人々は「自由」を求めるが「体現化された自由」に対し寛大な者は少ない。それ故にその「代償」も大きい。

**ネタバレ注意**
映画を見終った人むけのレビューです。

これ以降の文章には映画の内容に関する重要な情報が書かれています。
まだ映画を見ていない人がみると映画の面白さを損なうことがありますのでご注意下さい。







「自由」をはき違えた最近の若者が起こす犯罪と同様に、自由への「恐怖」「羨望」「嫉妬」から生まれる「怒りの感情」も又不条理なものである。

ジャック・ニコルソン演じる弁護士ジョージは言った。

「彼ら金星人は高度に発達した技術のおかげでその日常を競争なしで満たす事ができる。」と。

とかく人間には他人の生き方や趣味趣向に突っ込みを入れたがる者が多い。わざわざ口に出して物言いする者もいれば暴力をもって訴える者さえいる。そしてその対象がマイノリティであればある程、より過激な「非難」の形となって対象者を抑圧するのである。

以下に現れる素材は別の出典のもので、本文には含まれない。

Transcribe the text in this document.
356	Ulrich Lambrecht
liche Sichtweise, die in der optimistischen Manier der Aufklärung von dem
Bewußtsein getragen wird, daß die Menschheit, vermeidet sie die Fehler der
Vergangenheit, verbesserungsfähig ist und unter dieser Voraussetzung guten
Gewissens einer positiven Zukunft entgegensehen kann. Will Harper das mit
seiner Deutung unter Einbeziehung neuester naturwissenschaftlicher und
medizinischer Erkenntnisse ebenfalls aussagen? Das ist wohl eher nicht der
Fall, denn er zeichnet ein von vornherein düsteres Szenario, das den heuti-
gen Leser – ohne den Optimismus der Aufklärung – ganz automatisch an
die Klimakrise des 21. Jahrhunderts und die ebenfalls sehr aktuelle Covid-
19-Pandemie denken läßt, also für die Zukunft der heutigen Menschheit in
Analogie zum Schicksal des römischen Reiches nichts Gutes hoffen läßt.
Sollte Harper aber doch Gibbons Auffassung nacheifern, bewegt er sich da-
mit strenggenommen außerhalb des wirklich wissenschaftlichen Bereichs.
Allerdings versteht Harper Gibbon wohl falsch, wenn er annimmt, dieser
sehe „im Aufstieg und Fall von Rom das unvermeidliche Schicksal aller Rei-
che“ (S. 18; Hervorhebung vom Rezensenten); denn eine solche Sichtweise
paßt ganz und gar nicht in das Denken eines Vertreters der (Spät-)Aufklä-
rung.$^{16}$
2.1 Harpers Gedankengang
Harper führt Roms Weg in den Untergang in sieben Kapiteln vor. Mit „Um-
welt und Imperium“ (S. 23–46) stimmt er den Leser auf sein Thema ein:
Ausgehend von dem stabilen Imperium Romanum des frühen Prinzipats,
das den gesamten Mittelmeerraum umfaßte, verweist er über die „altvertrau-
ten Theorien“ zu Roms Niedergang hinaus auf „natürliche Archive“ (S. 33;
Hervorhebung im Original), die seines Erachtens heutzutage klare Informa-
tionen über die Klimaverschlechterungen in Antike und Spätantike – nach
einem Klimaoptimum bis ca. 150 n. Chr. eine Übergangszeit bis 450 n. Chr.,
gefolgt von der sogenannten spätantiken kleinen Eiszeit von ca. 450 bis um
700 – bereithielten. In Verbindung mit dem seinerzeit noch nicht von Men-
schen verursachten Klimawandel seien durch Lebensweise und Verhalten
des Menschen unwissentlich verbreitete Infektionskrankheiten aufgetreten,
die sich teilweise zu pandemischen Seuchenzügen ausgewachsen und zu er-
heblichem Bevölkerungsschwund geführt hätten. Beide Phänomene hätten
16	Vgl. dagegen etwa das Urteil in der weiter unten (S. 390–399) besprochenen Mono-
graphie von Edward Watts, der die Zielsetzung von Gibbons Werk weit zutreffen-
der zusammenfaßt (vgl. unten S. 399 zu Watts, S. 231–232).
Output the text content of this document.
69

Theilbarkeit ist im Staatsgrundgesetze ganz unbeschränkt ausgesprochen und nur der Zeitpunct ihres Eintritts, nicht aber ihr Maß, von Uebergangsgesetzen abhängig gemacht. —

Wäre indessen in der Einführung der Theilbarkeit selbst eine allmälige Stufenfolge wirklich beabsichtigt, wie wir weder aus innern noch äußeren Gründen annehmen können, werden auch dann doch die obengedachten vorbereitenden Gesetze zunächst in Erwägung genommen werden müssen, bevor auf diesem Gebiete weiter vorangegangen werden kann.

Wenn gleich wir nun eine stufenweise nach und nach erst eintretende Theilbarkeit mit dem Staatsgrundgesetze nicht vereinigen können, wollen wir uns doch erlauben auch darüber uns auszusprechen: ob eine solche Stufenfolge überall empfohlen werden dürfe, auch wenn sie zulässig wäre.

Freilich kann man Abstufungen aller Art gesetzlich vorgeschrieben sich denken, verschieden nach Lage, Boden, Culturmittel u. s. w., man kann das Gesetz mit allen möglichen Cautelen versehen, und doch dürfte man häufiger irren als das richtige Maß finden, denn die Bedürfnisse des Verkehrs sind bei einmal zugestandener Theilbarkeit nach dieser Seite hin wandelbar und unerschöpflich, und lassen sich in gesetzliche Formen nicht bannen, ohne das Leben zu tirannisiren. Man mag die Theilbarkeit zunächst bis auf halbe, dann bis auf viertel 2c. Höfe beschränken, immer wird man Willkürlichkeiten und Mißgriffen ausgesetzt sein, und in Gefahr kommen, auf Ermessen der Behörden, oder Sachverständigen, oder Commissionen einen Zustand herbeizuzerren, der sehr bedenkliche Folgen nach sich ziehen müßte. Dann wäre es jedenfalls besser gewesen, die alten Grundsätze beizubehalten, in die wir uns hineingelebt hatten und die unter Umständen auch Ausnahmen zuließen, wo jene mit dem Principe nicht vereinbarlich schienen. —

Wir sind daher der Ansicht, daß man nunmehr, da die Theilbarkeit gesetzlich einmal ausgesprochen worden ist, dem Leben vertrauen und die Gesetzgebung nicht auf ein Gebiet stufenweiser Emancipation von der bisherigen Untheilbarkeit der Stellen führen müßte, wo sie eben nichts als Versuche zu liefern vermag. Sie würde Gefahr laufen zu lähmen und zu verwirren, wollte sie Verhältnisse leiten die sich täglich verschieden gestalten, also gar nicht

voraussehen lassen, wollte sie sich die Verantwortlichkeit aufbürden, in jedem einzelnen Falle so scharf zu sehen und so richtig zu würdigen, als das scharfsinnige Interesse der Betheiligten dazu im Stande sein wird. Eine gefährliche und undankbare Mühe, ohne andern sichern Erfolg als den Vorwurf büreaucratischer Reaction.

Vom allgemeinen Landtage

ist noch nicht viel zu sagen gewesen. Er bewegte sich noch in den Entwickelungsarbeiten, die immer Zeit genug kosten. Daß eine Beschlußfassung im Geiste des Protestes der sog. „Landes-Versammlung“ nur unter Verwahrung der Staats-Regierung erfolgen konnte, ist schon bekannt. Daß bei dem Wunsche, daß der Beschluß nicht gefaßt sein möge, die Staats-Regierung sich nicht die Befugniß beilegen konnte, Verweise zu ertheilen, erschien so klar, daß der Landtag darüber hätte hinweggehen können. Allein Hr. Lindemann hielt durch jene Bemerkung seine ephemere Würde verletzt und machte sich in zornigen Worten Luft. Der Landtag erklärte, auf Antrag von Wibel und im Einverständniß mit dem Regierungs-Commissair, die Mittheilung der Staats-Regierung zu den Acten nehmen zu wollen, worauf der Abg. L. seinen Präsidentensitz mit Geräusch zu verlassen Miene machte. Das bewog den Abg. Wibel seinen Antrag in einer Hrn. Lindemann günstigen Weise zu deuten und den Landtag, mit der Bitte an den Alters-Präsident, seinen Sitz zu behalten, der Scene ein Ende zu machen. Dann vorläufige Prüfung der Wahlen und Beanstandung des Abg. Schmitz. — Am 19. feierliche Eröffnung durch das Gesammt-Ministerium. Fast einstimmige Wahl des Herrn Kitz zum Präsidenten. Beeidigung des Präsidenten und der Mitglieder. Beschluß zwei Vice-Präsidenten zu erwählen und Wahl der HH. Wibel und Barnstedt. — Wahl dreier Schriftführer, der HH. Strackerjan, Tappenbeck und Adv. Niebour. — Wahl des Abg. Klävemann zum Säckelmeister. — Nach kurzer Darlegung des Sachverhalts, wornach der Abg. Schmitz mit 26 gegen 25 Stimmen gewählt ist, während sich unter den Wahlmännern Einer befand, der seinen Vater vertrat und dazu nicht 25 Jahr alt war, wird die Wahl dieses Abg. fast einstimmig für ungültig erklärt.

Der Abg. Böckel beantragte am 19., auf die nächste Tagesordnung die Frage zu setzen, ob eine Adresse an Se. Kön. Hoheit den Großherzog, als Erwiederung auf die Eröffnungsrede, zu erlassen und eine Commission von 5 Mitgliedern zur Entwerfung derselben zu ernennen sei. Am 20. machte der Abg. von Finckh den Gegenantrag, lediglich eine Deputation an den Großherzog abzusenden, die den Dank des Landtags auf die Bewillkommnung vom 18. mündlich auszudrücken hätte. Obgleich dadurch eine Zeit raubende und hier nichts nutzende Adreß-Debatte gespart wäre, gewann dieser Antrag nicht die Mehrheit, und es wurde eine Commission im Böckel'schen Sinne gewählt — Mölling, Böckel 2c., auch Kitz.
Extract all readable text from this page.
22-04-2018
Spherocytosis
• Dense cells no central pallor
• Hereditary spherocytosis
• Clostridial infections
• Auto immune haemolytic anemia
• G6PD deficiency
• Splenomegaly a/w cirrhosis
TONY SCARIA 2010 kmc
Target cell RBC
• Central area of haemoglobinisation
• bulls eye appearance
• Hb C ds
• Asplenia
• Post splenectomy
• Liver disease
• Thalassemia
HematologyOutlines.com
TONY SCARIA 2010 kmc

星条旗を背負い長髪を風になびかせながら気の赴くままにハーレーを走らせる「ワイアット」と「ビリー」。そんな彼らのフリーキーな生き方にある者は共感し、ある者は憧れ、そしてある者は疎ましく思う。「ジョージ」を含めた三人の喫茶店でのシーンは、彼らが体現した「自由」に対する社会の視線が二極化された縮図のようにも思える。

自分達とは異なる「異端者」に対する「排他的感情」。人間の醜い性がラストシーンの最も不条理な「暴力」の描写によって暴かれている。

これこそ「自由の代償」と呼ぶべきだろうか。

※余談…ノーヘルで颯爽とハーレーを駆るワイアット。だが野宿を襲撃された以降はヘルメットを着用するようになった。あくまで推測だがこれは彼の中で「自由」に対する畏怖が芽生えた表れなのかも知れない。